ChopShop exposes namespaced sub-APIs for clarity:

from chopshop import ChopShop
cs = ChopShop()

# Audio
wav_paths = cs.audio.extract_wavs_from_video(input_path="input.mp4", output_dir="audio_out/")
tp = cs.diarizer.with_thirdparty(audio_path=wav_paths[0], out_dir="transcripts/", whisper_model="small", device="cuda")
cs.audio.split_wav_by_speaker(source_wav=wav_paths[0], transcript_csv=tp["csv"], out_dir="per_speaker/")

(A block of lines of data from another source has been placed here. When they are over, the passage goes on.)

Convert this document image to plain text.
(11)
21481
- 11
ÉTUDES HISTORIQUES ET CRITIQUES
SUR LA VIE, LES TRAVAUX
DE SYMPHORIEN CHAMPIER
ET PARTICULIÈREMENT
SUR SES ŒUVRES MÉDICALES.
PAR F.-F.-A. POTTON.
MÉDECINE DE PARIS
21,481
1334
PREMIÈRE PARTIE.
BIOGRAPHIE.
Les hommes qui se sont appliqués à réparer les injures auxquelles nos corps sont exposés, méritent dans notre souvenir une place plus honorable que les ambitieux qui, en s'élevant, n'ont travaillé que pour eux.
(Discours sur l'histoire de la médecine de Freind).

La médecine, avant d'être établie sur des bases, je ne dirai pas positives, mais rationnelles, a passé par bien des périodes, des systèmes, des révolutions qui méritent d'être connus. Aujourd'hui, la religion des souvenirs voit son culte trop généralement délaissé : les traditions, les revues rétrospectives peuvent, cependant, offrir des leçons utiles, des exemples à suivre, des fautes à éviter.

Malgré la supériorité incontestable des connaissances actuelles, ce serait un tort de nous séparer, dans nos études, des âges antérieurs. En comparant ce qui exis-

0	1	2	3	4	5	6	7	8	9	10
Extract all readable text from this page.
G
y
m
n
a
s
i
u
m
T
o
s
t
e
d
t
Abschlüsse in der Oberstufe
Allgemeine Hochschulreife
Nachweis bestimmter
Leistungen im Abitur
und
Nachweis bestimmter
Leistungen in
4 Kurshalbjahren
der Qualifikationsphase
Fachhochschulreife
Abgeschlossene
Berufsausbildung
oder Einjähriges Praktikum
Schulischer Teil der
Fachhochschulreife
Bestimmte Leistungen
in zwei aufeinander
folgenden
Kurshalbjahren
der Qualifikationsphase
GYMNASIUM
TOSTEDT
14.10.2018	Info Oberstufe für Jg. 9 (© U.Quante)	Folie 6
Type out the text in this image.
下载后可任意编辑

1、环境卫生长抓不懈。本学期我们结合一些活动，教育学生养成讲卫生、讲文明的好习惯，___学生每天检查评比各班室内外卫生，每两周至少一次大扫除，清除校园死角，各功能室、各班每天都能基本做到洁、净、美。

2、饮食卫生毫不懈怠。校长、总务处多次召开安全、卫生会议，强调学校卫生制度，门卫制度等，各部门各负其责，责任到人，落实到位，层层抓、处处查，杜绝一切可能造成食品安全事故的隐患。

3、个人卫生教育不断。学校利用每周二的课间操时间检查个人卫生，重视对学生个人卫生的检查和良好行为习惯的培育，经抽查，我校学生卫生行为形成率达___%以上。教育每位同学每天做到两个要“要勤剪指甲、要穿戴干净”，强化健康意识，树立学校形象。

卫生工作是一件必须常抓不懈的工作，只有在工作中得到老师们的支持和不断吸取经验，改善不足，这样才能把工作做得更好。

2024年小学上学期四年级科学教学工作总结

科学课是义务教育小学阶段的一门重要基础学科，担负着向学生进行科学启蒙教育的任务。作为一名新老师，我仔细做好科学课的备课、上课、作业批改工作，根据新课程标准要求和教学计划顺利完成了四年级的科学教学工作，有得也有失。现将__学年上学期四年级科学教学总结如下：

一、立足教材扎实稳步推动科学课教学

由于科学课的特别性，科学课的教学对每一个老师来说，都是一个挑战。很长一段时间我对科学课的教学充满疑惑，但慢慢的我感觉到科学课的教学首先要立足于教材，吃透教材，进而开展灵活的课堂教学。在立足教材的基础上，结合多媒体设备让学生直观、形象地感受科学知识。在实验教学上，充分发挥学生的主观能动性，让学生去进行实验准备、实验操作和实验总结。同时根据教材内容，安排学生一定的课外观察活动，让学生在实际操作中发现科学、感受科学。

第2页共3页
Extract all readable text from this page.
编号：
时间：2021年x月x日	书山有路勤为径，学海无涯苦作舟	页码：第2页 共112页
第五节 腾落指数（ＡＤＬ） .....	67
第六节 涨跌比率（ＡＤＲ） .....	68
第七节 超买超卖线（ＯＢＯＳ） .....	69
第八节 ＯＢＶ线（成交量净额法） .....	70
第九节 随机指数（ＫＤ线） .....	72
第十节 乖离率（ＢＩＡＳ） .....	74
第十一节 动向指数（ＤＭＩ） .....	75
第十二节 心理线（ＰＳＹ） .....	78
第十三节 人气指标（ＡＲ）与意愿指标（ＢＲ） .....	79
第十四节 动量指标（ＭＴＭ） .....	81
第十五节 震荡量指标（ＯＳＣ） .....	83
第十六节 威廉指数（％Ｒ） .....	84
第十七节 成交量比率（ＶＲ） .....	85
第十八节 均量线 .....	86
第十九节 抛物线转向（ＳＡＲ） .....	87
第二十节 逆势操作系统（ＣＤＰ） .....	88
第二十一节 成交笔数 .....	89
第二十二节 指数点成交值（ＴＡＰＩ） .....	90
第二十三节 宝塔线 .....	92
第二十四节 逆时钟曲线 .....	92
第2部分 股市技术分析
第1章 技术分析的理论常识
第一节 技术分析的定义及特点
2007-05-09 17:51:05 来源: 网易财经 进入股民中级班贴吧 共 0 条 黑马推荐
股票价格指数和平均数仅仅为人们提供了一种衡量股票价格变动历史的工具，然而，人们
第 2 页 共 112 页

# Embeddings (transcript-driven OR general-audio)
cs.audio.export_whisper_embeddings(source_wav=wav_paths[0], transcript_csv=tp["csv"])          # segment CSV
cs.audio.export_whisper_embeddings(source_wav=wav_paths[0], strategy="nonsilent", aggregate="mean")  # general audio

# Text gather → Dictionaries
feat_csv = cs.text.analyze_with_dictionaries(
    csv_path="transcripts/session.csv",
    dict_paths=["dictionaries/LIWC-22.dicx", "dictionaries/empath-default.dicx"],
    text_cols=["text"], id_cols=["speaker"], group_by=["speaker"], delimiter=",",
)

# Text gather → Archetypes
arch_csv = cs.text.analyze_with_archetypes(
    csv_path="transcripts/session.csv",
    archetype_csvs=["dictionaries/archetypes/Suicidality.csv", "dictionaries/archetypes/Resilience.csv"],
    text_cols=["text"], id_cols=["speaker"], group_by=["speaker"], delimiter=",",
)

Default output locations If you omit out_features_csv, ChopShop writes to:

  • Dictionaries → ./features/dictionary/<analysis_ready_filename>.csv
  • Archetypes → ./features/archetypes/<analysis_ready_filename>.csv
  • Whisper embeddings → ./features/whisper_embed/<analysis_ready_filename>.csv

The <analysis_ready_filename> comes from the text-gather step (e.g., dataset_grouped_speaker.csv), or from your provided analysis_csv.


CLI (quick hits)

Anything you can do in Python... well, you can also run from the terminal.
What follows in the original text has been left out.